Looking for Halloween food? How about something Devilish? Deviled eggs, anyone?
From what I’ve read, deviled foods were popular in the 1700s, when all kinds of things were highly spiced, particularly with mustard and pepper and labeled “deviled.” Things odd to us today like deviled mutton and deviled tongue might be on the menu. Deviled shrimp and crab became popular in the 1800s and early 1900s.
And then in 1871, Underwood started marketing Deviled Ham, which comes in a very similar can today. If you automatically associate deviled ham with blah white bread sandwiches, check out the Underwood website for their modern recipes.
Rector’s Restaurant, NYC
My vintage cookbook from Rector’s, a competitor to New York City’s Delmonico’s in the 1880s, has several devilish recipes, none of which are terribly spicy.
Deviled Oysters does not sound too extreme with its “pinch of cayenne in oyster liquor and hot milk and cream to sauce the oysters.
Stuffed Deviled Crab Rector uses one pound of crab meat with a cream sauce that is seasoned with a few grains of cayenne and a teaspoon of dry mustard, Worcestershire sauce. Again, not too devilish hot.
Deviled Virginia Ham á la Rector achieves devilishness by simply smearing mustard on the ham and sprinkling with breadcrumbs. The ‘á la Rector’ comes in the presentation–surrounded by a ring of rissotto.
The Rector Stuffed Eggs sound a lot like our deviled eggs. The recipe calls for mixing the yolks with parsley, cream (instead of mayonnaise). The eggs are seasoned with salt and pepper and a few grains of cayenne. George Rector also presents a recipe for hard boiled eggs stuffed with a pate de fois gras mixture. He assures the homemaker that they will perfectly acceptable if you use liverwurst instead of fois gras.

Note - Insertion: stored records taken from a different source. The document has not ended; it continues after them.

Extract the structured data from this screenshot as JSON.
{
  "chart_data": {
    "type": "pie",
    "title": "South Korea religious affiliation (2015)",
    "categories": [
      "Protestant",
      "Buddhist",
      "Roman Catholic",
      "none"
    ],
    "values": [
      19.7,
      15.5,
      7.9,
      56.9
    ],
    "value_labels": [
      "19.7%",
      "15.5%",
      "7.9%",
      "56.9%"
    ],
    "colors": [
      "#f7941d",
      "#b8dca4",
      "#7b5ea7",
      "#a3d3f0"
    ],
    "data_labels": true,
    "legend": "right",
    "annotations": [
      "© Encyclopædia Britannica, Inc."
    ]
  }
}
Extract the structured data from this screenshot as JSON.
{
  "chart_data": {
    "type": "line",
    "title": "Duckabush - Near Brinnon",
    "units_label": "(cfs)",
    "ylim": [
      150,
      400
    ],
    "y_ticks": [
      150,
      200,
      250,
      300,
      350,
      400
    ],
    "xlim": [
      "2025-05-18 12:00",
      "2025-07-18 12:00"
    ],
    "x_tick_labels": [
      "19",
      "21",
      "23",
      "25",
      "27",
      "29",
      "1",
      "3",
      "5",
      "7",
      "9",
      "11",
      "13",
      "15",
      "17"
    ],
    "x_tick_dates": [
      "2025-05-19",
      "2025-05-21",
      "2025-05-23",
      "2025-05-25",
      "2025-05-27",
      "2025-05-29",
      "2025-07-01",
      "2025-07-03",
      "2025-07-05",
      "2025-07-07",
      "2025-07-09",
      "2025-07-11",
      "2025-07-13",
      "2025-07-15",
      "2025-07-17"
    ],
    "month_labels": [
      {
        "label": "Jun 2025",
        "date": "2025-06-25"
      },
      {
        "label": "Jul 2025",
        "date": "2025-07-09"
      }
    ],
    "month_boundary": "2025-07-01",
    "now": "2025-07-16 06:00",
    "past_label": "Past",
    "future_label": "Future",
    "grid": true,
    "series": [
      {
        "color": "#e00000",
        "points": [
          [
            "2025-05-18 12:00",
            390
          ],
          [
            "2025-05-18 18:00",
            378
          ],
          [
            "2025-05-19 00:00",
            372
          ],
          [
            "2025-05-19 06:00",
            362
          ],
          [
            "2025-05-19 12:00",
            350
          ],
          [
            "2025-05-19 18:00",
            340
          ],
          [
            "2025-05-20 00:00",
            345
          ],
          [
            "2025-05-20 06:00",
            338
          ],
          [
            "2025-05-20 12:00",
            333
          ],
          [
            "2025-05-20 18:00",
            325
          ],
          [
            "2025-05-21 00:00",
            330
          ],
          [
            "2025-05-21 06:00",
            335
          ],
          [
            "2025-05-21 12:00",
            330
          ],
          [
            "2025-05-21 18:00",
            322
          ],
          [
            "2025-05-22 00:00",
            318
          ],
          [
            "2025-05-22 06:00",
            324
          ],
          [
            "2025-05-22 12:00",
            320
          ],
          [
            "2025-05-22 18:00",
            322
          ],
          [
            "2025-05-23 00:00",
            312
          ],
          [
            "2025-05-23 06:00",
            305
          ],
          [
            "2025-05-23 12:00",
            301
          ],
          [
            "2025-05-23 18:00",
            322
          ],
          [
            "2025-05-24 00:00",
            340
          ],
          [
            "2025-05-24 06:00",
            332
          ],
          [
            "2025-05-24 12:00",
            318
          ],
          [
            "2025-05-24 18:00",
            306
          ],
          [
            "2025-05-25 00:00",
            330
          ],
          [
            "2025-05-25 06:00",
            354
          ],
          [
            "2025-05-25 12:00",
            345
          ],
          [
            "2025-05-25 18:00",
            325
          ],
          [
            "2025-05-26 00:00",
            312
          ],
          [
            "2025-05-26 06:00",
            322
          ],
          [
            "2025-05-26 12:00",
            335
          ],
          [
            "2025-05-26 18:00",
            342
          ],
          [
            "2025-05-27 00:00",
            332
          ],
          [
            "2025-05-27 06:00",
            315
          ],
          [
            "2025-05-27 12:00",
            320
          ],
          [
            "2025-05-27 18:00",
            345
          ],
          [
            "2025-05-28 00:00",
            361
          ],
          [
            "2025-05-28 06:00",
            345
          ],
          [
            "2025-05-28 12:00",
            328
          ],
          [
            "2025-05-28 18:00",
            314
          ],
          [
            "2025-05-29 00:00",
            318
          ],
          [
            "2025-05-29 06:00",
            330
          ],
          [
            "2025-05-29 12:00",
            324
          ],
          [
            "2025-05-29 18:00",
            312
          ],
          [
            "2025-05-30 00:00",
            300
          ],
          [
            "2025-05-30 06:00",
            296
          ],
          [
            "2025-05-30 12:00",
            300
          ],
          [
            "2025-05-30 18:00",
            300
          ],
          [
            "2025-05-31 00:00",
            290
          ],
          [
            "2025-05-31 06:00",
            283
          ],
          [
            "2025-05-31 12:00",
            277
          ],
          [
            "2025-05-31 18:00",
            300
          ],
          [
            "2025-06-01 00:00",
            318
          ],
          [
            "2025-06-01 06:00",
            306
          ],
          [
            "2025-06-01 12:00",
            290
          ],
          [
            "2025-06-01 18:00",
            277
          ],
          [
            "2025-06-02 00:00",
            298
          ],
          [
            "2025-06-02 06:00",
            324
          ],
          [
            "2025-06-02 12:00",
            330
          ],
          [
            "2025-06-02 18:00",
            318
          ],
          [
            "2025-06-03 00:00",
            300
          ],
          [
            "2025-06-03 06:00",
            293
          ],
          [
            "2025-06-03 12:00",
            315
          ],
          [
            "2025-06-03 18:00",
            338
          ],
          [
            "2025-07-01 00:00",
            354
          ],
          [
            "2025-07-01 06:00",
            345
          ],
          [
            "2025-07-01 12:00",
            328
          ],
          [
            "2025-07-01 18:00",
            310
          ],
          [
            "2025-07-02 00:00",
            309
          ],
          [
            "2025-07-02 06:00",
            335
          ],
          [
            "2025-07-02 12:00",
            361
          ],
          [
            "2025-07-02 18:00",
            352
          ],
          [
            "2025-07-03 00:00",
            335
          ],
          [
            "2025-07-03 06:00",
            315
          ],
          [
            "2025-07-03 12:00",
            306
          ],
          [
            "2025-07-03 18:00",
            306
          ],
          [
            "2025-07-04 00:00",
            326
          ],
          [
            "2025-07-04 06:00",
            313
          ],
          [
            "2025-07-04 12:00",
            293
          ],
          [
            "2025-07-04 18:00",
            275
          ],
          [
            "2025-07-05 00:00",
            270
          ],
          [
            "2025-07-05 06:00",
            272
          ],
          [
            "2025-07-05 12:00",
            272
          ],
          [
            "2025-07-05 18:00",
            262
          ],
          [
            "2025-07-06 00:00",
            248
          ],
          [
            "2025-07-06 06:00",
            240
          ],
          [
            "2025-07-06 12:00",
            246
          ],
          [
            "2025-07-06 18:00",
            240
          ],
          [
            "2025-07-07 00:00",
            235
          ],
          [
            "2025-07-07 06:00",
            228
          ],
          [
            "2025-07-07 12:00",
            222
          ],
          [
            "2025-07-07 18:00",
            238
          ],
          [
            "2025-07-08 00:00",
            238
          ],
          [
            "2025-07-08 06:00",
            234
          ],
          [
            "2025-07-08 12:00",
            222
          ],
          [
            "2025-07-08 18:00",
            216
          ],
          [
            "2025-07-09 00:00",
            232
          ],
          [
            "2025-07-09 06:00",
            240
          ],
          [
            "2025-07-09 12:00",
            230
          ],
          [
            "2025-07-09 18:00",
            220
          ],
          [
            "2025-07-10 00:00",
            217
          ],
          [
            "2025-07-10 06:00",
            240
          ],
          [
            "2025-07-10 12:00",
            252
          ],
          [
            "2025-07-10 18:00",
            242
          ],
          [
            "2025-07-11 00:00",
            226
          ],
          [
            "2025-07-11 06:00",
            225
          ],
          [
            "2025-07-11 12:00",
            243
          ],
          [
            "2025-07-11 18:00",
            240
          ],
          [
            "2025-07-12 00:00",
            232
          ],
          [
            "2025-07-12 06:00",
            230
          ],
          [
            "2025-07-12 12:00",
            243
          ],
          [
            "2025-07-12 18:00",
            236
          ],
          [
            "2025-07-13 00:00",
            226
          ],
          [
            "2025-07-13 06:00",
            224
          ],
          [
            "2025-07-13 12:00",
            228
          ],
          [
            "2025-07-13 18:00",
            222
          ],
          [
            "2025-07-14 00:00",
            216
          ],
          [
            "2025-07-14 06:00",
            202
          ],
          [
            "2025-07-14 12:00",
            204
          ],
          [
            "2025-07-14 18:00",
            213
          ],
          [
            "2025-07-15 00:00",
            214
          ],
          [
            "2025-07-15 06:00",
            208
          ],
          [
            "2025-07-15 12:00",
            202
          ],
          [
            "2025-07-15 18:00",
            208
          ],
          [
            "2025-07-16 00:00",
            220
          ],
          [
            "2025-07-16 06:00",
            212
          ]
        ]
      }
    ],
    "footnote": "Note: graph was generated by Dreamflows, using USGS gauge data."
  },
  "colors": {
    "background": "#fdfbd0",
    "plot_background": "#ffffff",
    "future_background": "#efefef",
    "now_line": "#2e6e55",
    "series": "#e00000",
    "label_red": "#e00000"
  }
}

See a common thread here? Cayenne pepper. Recipes commonly call for mustard in deviled foods.
Let’s jump up to the 1920’s and look at my vintage Buffalo Cooking School Cook Book. This book, inherited from my great aunt Maud, lists Deviled Crabs, Deviled Eggs, Deviled Fowl, Deviled Oysters, Deviled Sandwiches, and Deviled Tomatoes.
Those last two intrigued me. But I don’t think I’ll be making deviled sandwiches any time soon. Here’s the description:
Deviled Sandwiches. On Boston Brown Bread, you spread a mixture of almonds, sweet pickles, Worcestershire sauce, chutney, and cottage cheese, seasoned with a little paprika. UGH!
Deviled Tomatoes sound a bit more promising. Cook slices of tomatoes in butter, sauce with butter, mustard, sugar, hard cooked egg yolk and a raw egg, seasoned with mustard and vinegar.
Deviled Eggs. This book has a totally different take on deviled eggs. Instead of stuffed hard cooked eggs, they slice the hard cooked eggs. Then they warm them in a sauce of catsup (!), mustard, butter, a little paprika and Worcestershire sauce.
I’ll save a discussion of Devil’s Food Cake for next Halloween, but if you want to read even more about devilish foods, this Smithsonian article covers everything.
Now on to my favorite--Deviled Eggs, as they are generally made today– with mayonnaise and mustard added to the yolks. According to the History channel, commercially made mayo didn’t come along until early in the 20th century. That may explain the Rector recipe that uses cream.
At any rate, the least devilish item I can think of, and one of my family’s favorites, Deviled Eggs.
By the way, the argument continues to rage at our house about which sandwich spread is best for all things–including deviled eggs–Miracle Whip or Kraft’s Mayonnaise. Oh well, there are worse things for a family to fight over. But this family split guarantees that I’m not taking sides on which you use in your deviled eggs.
Why is Miracle Whip not “mayo”? Because food standards call for 65% vegetable oil in mayonnaise, and Miracle Whip has something less than that. That makes some people like it because of its taste emphasis on sweet and spicy rather than oily. But, whatever works for you and your family is what should go into your deviled eggs.